B hücreleri antikor adı verilen spesifik proteinlerin oluşturulmasından büyük ölçüde sorumludur. Antikorlar, yabancı bir istilacının yüzeyindeki antijene bağlanır ve bağışıklık sistemi tarafından yok edilmesi için işaretler. B hücreleri sizi bakteriyel enfeksiyonlara karşı korumada faydalıdır.

  • Antikorlar: Vücudunuz çeşitli antikorlar üretebilir. Farklı antikor türleri, deri veya gastrointestinal sistem enfeksiyonları gibi çeşitli enfeksiyon türlerine karşı etkilidir. Antikorlar antijenlere bağlanarak bağışıklık kompleksi vücuttaki lökositler ve bunlarla ilişkili kimyasallar tarafından yok edilir.
  • Otoantikorlar: Bağışıklık sistemi yanlışlıkla kendi vücudunuzla savaşan antikorlar olan otoantikorları ürettiğinde sorunlar ortaya çıkar. Bu, tiroid hastalığı gibi otoimmün hastalıkların ayırt edici problemidir ve bağışıklık sistemi, kendi antijenlerini - kendi hücreleriniz, dokularınız ve organlarınız - yabancı cisimler olarak yanlış tanımladığında ortaya çıkar.

T hücreleri kendi hücrelerinizin yüzeyindeki antijenleri tanımlayın. Bir virüs gibi küçük bir mikroorganizma hücrelerinize girdiğinde, vücudunuzun majör doku uyumluluk kompleksi (MHC) hücrelerinizin yüzeyini değiştirebilir, kendi hücrelerinize yeni antijenler ekleyebilir. Geçiş yapan T hücreleri, bu değiştirilmiş antijenler nedeniyle hücrenizdeki enfeksiyonun varlığına karşı uyarılır. T hücrelerinin kendisi virüsleri ve kanser hücrelerini yok etmede faydalıdır.


MHC oldukça karmaşıktır. Bir insan hücresinin içinde "saklanan" küçük bir mikroorganizma tanınmaz ve ortalığı kasıp kavurabilir. MHC, bir insan hücresi içindeki mikroorganizma fragmanlarına bağlanabilir ve bu fragmanları, yeni antijenler tarafından tanınabilmeleri için hücre yüzeyine taşıyabilir.

Enfekte bir hücredeki antijen molekülleri ve yanıt veren bir T hücresi, oluşturmak için birbirine bağlanır. yardımcı uyarıcı moleküllerbir bağışıklık tepkisine aracılık eden.

Sitokinler ve Kemokinler

Lenfositler, sinyal molekülleri olan sitokin adı verilen kimyasalları serbest bırakabilir.

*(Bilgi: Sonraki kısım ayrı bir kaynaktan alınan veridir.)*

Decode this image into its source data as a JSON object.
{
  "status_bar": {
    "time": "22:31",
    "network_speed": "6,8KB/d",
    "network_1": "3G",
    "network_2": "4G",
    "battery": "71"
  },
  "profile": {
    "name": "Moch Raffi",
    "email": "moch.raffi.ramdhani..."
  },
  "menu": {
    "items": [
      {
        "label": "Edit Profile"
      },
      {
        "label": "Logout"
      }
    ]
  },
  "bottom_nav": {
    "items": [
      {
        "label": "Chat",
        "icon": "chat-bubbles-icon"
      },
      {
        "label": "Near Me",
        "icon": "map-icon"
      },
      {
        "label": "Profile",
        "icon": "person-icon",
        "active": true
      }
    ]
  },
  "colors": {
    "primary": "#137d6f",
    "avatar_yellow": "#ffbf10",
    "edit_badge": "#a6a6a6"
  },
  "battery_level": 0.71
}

Bağışıklık tepkisine dahil olan birkaç sitokin türü vardır:

  • Kemokinler
  • İnterferonlar
  • Lenfokinler
  • İnterlökinler

Bu immün aracılı sitokinler, lenfositlerin yanı sıra, bağışıklık sisteminin bir parçası olmayan diğer yakın hücreleri de etkileyebilir. Bunu yaparken, enflamatuar bir tepkiyi ve enfeksiyöz bir mikroorganizma tarafından zarar görmüş olabilecek dokuların onarımını uyarırlar.

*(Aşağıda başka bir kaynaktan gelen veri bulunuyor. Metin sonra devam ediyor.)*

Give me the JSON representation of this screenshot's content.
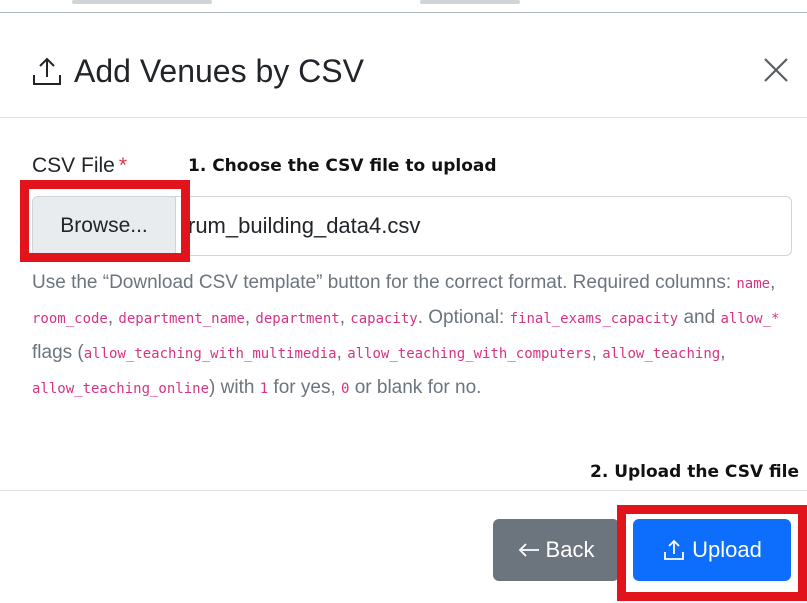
{
  "modal": {
    "title": "Add Venues by CSV",
    "title_icon": "upload-icon",
    "close_icon": "close-icon"
  },
  "form": {
    "field_label": "CSV File",
    "required_mark": "*",
    "browse_label": "Browse...",
    "file_name": "rum_building_data4.csv",
    "help": {
      "t1": "Use the “Download CSV template” button for the correct format. Required columns: ",
      "c1": "name",
      "s1": ", ",
      "c2": "room_code",
      "s2": ", ",
      "c3": "department_name",
      "s3": ", ",
      "c4": "department",
      "s4": ", ",
      "c5": "capacity",
      "t2": ". Optional: ",
      "c6": "final_exams_capacity",
      "t3": " and ",
      "c7": "allow_*",
      "t4": " flags (",
      "c8": "allow_teaching_with_multimedia",
      "s5": ", ",
      "c9": "allow_teaching_with_computers",
      "s6": ", ",
      "c10": "allow_teaching",
      "s7": ", ",
      "c11": "allow_teaching_online",
      "t5": ") with ",
      "c12": "1",
      "t6": " for yes, ",
      "c13": "0",
      "t7": " or blank for no."
    }
  },
  "annotations": {
    "step1": "1. Choose the CSV file to upload",
    "step2": "2. Upload the CSV file"
  },
  "footer": {
    "back_label": "Back",
    "back_icon": "arrow-left-icon",
    "upload_label": "Upload",
    "upload_icon": "upload-icon"
  },
  "colors": {
    "primary": "#0d6efd",
    "secondary": "#6c757d",
    "annotation_red": "#e3131b",
    "code_pink": "#d63384"
  }
}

Bağışıklık Kompleksleri ve Tamamlayıcı Sistem

Vücudun bağışıklık aktivitesinin bir kısmı, işgalcileri yok etmek için çeşitli şekillerde çalışan bir grup özel molekülden oluşan tamamlayıcı sistemi içerir. Örneğin. tamamlayıcı sistem, toksik kimyasallar ekleyerek mikroorganizmayı içeriden yok etmek için delip geçen zar saldırı kompleksi adı verilen bir yapı oluşturabilir.

Otoimmün Hastalık ve Alerjiler

Enfeksiyonunuz olmadığı zamanlarda bile tekrarlayan iltihaplanma ve bağışıklık tepkiniz olabilir. Tiroid hastalığı, lupus veya multipl skleroz gibi otoimmün hastalıklar, vücudun bağışıklık sistemi kendisine saldırdığında ortaya çıkar. Örneğin bazı hipotiroidizm türlerinde vücut, hormonun üretimine ve işlevine müdahale ederek tiroid hormonu üreten hücrelere saldırabilir.

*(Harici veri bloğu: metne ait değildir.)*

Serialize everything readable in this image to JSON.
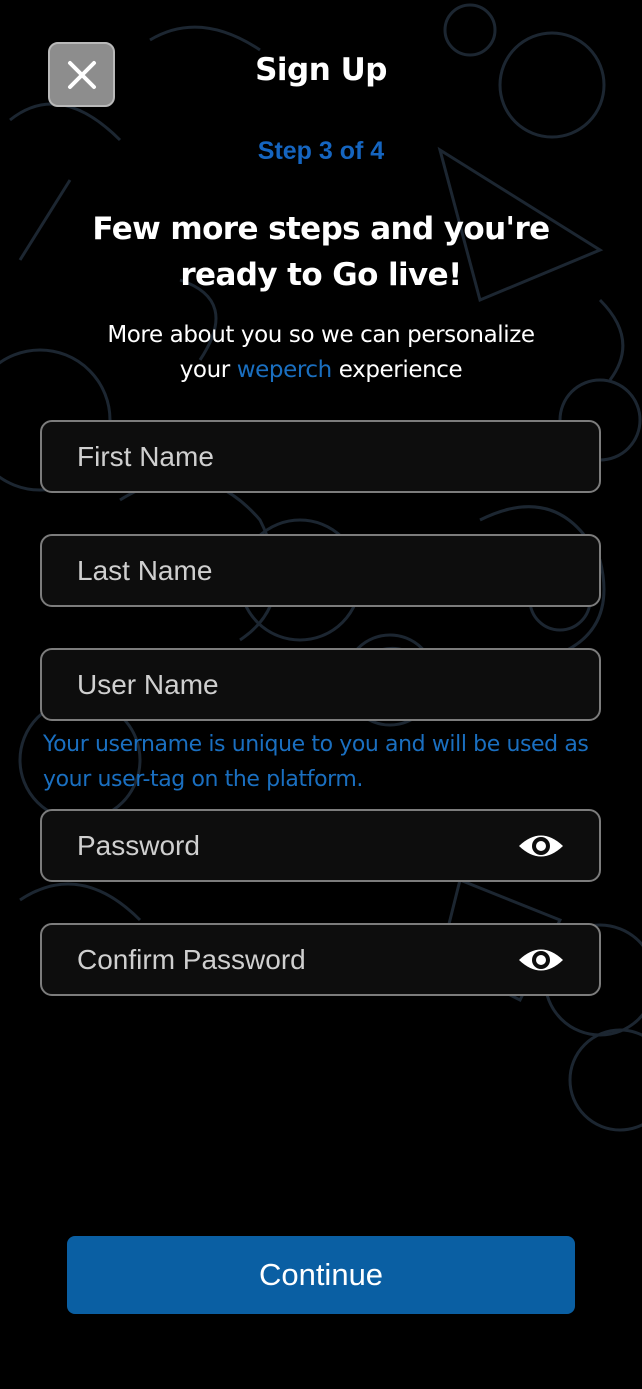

Alerjiler, polen veya belirli yiyecekler gibi tehdit edici olmayan bir maddeye verilen iltihaplı bir tepkidir. Bu hastalıklar, en azından kısmen genetik faktörlerin bir sonucu olarak gelişebilir, ancak birisinin bu koşulları neden geliştirdiği her zaman net değildir.

Genleriniz, vücudunuzun hücrelerinin ve dokularının mavikopyasıdır. Aynı plan, T hücresi reseptörleriniz, üretilen MHC moleküllerinin türü ve antikor yanıtınız dahil olmak üzere bağışıklık fonksiyonunuzu düzenler. Aşırı aktif bir bağışıklık sistemi, tekrarlayan ağrıya, şişmeye ve hatta yaşamı tehdit eden alerjik reaksiyonlara neden olabilir.

Otoimmün Tiroid Hastalığının İyileştirilmesi

Verywell'den Bir Söz

Bağışıklık sisteminin karmaşıklığı ve oynadığı önemli roller göz önüne alındığında, sağlıklı bağışıklık fonksiyonunu geliştirmek için elinizden gelen her şeyi yapmak sizin yararınızadır.

Doktorunuz bir enfeksiyon veya otoimmün rahatsızlığınız olabileceğini düşünürse, beyaz kan hücresi sayınızın arttığını veya azaldığını ve hangi beyaz kan hücrelerinin en reaktif olduğunu görmek için bir kan testi yaptırmanız gerekebilir. Bu, doktorunuzun hangi tür rahatsızlığınızın olduğunu bilmesine ve tedaviye rehberlik etmesine yardımcı olabilir.